Back to the “Spanish Mansion,” as it came to be called, on Colonial. According to the church newsletter and old newspaper articles, King “remodeled the house, improved the grounds, and built the entrance on what we now know as Park Avenue, just west of Holy Rosary Church.” This is the driveway I remember as a child. He also laid out two polo fields on the grounds, “one for practice and one for contests.”
In 1940, records show the property changed ownership again. Robert Galloway bought it, but it wasn’t the same Robert Galloway who established the Memphis Park Commission, among other worthy endeavors. This was apparently his son, and any research about the “Spanish Mansion” gets very confusing because the newspapers often referred to it as the “Galloway Mansion” and Memphis already had a Galloway Mansion — the one by the zoo owned by the elder Galloway.
Okay, but what happened to such a fine-looking home? Well, in the late 1950s, a group of Memphians decided to form their own church, to be called the Church of Christ at White Station. The name, like everything else I’ve told you so far, can be misleading, but at that time “White’s Station” was a railroad station located close to Poplar and Colonial. The road we know today as White Station came later, much farther east. Please, just pay attention.

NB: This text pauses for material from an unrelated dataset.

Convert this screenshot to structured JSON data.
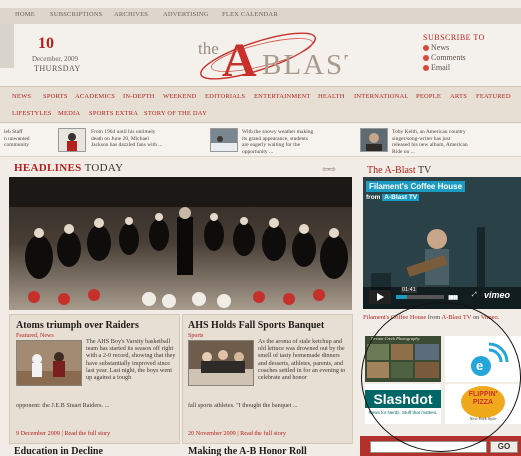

Anyway, this church, which originally had only 50 or so members, first met in the King Mansion on Cherry, but eventually grew large enough that they were able to purchase the old Spanish Mansion on Colonial. According to church records, “the large living room, dining room, and hallway of the mansion were used for an auditorium when the church assembled on the property for the first time on January 9, 1953.” The very first minister, by the way, was the Rev. E.H. Ijams.
As the church expanded over the years, the old house was used as offices and storage. Eventually, though, the church outgrew its buildings, it needed a larger sanctuary with meeting rooms and an educational wing, and the old house had to go. It was razed sometime in 1964.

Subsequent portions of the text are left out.